Note: if the partition table is not yet copied I can try to copy it with:

# ddrstrace.pl 5 0 512 -- ddrescue '{}' /dev/sda disk.img disk.log -- fdisk -c -u 512 -l disk.img

The partition I'd like to access is the second one, 27265024 blocks of 512 bytes each from the start, so I create a loop device:

# calc 27265024*512
	13959692288
# losetup -o 13959692288 /dev/loop0 disk.img

Note: before creating the loop device, make sure the image file size is large enough to cover your partition.

Now I can try to list the root directory and at the same time recover all the needed meta-data:

# ddrstrace.pl 1 13959692288 512 -- ddrescue '{}' /dev/sda disk.img disk.log -- ntfsls /dev/loop0

Please note, that I need to supply the offset of /dev/loop0 to ddrstrace.pl, as it can't figure it out by itself.

I can add other arguments to the ddrescue command, like -r to retry bad blocks or '-R' to go in reverse. The special argument - '{}' - will get replaced by the script with "-i $offset -s $size".

I can list subdirectories the same way, until I find the file I need:

# ddrstrace.pl 3 13959692288 512 -- ddrescue '{}' /dev/sda disk.img disk.log -- ntfsls -p Users /dev/loop0

Note that the first argument to ddrstrace is the index of the argument containing file/device name to trace reads from, so in "ntfsls /dev/loop0" case it's 1 (the first argument), while in "ntfsls -p Users /dev/loop0" it's 3 (/dev/loop0 is the third argument).

Using a bigger block size (the 3rd argument to ddrstrace.pl) than 512 may speed up listing of big directories at the cost of trying to copy more data than necessary.

Hopefully we find the needed file, and we can try to copy it with ntfscat. Unfortunately, ntfscat can only dump the file to stdout, so we redirect stdout to /dev/null (we don't need its output, all data will be copied to our image). Unfortunately, it will also suppress ddrescue output, so we use --verbose to see what is happening:

# ddrstrace.pl --verbose 1 13959692288 512 -- ddrescue '{}' /dev/sda disk.img disk.log -- ntfscat /dev/loop0 Users/Alice/AppData/Local/Microsoft/Outlook/Outlook.pst >/dev/null

In my case the Outlook.pst file was 2GB in size, heavily fragmented with more than 100 fragments. This is where script limitations get apparent. Perl memory usage went up to 1.5GB from processing such a large run-list storing such a large strace result (Sys::Trace module should really have an iterator), and stracing so many reads took quite a long time.

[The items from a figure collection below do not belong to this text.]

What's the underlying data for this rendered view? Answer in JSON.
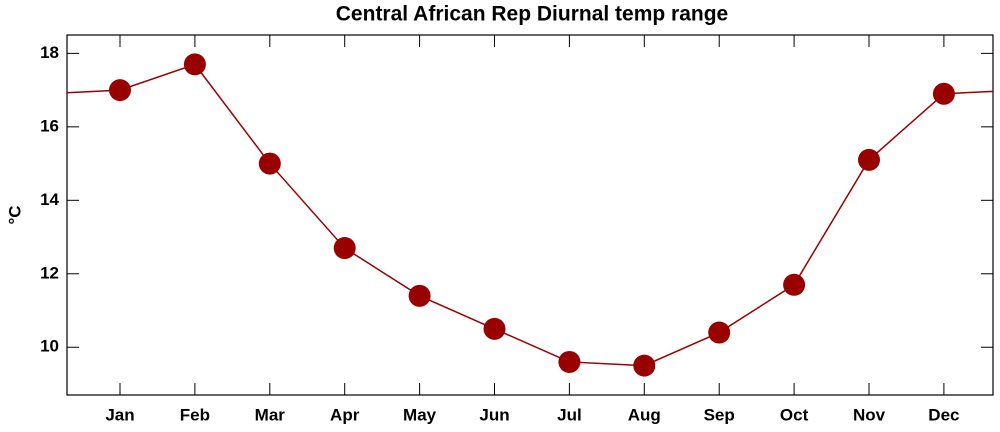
{
  "chart_data": {
    "type": "line",
    "title": "Central African Rep Diurnal temp range",
    "y_label": "°C",
    "categories": [
      "Jan",
      "Feb",
      "Mar",
      "Apr",
      "May",
      "Jun",
      "Jul",
      "Aug",
      "Sep",
      "Oct",
      "Nov",
      "Dec"
    ],
    "series": [
      {
        "name": "Diurnal temp range",
        "color": "#990000",
        "values": [
          17.0,
          17.7,
          15.0,
          12.7,
          11.4,
          10.5,
          9.6,
          9.5,
          10.4,
          11.7,
          15.1,
          16.9
        ]
      }
    ],
    "ylim": [
      8.7,
      18.5
    ],
    "yticks": [
      10,
      12,
      14,
      16,
      18
    ],
    "grid": false
  }
}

Anyway, the file was recovered mostly intact, and ddrescue features helped a lot to recover it. The nice thing about recovering files this way is that once a block is finally read, it is saved and does not need to be read again. Also, read errors are not fatal. The tool may give up on error, but cope just fine with uninitialized block.

The script has not been tested with anything else than ntfsls / ntfscat. It may or may not work properly with other tools such as the Sleuth Kit. It is probably a good idea to run it as a limited user, give the user write access to the destination disk/image (disk.img in the example), but read only access to the file system (/dev/loop0) and source disk (/dev/sda).